The following is a guest post from Ken Harlan, founder and CEO of mobile advertising company MobileFuse. Opinions are the authors' own.
The blocking of third-party cookies and recent switch by Apple to opt-in for accessing IDFAs is a result of the advertising industry finding it increasingly difficult to target and track audiences. Additionally, Google is expected to follow suit with AAIDs, too, furthering the deprecation of deterministic audience and measurement technologies. For many, this increased focus on privacy is welcome — it's hard to dispute that tech designed to improve user experiences through personalized advertising have also diminished privacy standards.
But what are the longer-term advertising implications of these changes, and what should digital marketers keep in mind going forward?
While much ado around the death of cookies exists, the reality is only third-party cookies are impacted. For background, a first-party cookie can only be set and read by the host domain, and these are generally used to add functionality for the site itself, such as remembering a login ID to bypass the login procedure with every visit.
A third-party cookie, however, is set and read by a separate entity, which then collects and stores the data captured by that cookie. A vendor with third-party cookies on multiple sites — like those created by the Facebook Login plugin — can easily track an individual's online behavior, potentially capturing personal information and browsing histories. It's important to note third-party cookies are not completely forbidden, and generally expire in 24 hours if not refreshed. This loophole has important implications.
On the IDFA front, marketers are frantically searching for alternatives to deterministically target and measure audiences on mobile. This exploration bolsters interest in leveraging tools from the ad industry's past, but supercharging them with today's technological capabilities. Specifically, there's surging interest around contextual targeting — messaging that considers the local environment (not just the context of the page) to serve the most resonant ad, all while sidestepping the need for deterministic device IDs.
Inevitability for all
For large players, the immediate impact of an IDFA-free world is still being realized. Facebook recently stated how Apple's changes will harm its ability to place personalized ads, potentially cutting more than 50% of its Audience Network advertising business.
From a cookie perspective, dominant players like Facebook and Google will see some contraction, but they're ubiquitous enough that their third-party cookies have a high likelihood of being refreshed within the 24-hour expiration limit — either through direct visits to owned properties or through logins and visits to affiliates. That said, the combination of large aggregators capturing information across a massive portion of the web — and the lack of transparency around such strategies — resulted in pushback in the form of legislation (CCPA and related policies) and technical limitations (cookie deprecation). It's not farfetched to expect new legislative developments will occur.
For smaller players in the industry, however, the likelihood of refreshing within the 24-hour window drops dramatically. The net result will be a magnification of current trends, where large players and walled gardens have access to deterministic cookie tracking data while smaller players see further reductions in scale.
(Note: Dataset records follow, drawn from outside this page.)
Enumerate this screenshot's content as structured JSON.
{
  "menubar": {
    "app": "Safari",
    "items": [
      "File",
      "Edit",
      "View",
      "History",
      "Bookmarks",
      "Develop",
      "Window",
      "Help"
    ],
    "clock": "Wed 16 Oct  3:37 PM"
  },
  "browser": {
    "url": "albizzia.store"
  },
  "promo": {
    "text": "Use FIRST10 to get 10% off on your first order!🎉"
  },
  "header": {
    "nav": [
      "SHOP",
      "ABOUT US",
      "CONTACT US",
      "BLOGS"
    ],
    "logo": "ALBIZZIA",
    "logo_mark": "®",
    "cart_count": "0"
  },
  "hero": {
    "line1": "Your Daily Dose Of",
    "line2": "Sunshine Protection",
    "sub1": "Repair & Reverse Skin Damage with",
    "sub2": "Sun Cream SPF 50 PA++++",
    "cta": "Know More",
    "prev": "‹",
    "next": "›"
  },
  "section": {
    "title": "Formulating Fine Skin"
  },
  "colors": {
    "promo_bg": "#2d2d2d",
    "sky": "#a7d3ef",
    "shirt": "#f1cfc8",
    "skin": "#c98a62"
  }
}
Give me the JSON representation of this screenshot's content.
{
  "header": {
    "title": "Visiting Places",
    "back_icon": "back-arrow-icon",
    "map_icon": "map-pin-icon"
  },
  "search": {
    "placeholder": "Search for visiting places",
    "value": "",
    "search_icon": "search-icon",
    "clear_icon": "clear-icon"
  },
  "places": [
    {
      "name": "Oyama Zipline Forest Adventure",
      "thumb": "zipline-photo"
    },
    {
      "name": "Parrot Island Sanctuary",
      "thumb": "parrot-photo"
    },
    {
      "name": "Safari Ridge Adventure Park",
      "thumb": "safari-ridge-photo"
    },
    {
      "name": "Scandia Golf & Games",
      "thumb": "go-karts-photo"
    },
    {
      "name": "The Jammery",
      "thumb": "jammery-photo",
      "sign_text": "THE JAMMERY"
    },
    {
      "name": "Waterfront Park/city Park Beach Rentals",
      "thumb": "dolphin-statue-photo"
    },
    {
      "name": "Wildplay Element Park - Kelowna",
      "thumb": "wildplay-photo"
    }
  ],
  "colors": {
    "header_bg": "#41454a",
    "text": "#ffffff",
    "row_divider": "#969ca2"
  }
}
Without a specific identifier to activate audiences against — like the IDFA that consumers opt in to — audience solutions available today will decrease significantly in size.
As privacy increasingly becomes a top-of-mind issue across the board, there's heightened interest in population-based targeting and tracking built from deep analysis of a given demographic.
Renaissance of probabilistic
The end of marketers' reliance on readily available targeting and tracking technologies forces a sort of renaissance in probabilistic tech. We're already seeing a renewed interest in methods for measuring KPI lift from aggregated population behaviors, as opposed to deterministic counts, and we expect this trend to continue.
While monitoring an individual's movements and actions can provide interesting insights, marketers should also prepare to invest in the development of tech that converts probabilistic data into actionable insights. This approach provides a solution that avoids end-user privacy concerns and the related negative impacts on brands that rely on individual tracking technologies. Given the maturity and accessibility of machine learning and massive datastores, it's viable for small- and mid-size players to pivot to providing probabilistic insights that go far beyond what was previously available in a non-deterministic context.
The recent changes to our industry cause a fair amount of concern, but they are far from a death blow. It's true our industry will have to adapt, but the proven fundamentals of digital marketing will remain a critical piece of campaign success. Let's not forget that money invested in a highly creative ad campaign, on average, nearly doubles the sales impact than that of money spent on a non-creative campaign. As our practices evolve, the end result will be more sophisticated marketing approaches. While the walled gardens may initially appear to have a tight grip on the market due to the first-party data they've accumulated, they also face serious challenges in terms of data-sharing and public perception — laying the foundation for a new era of digital marketing.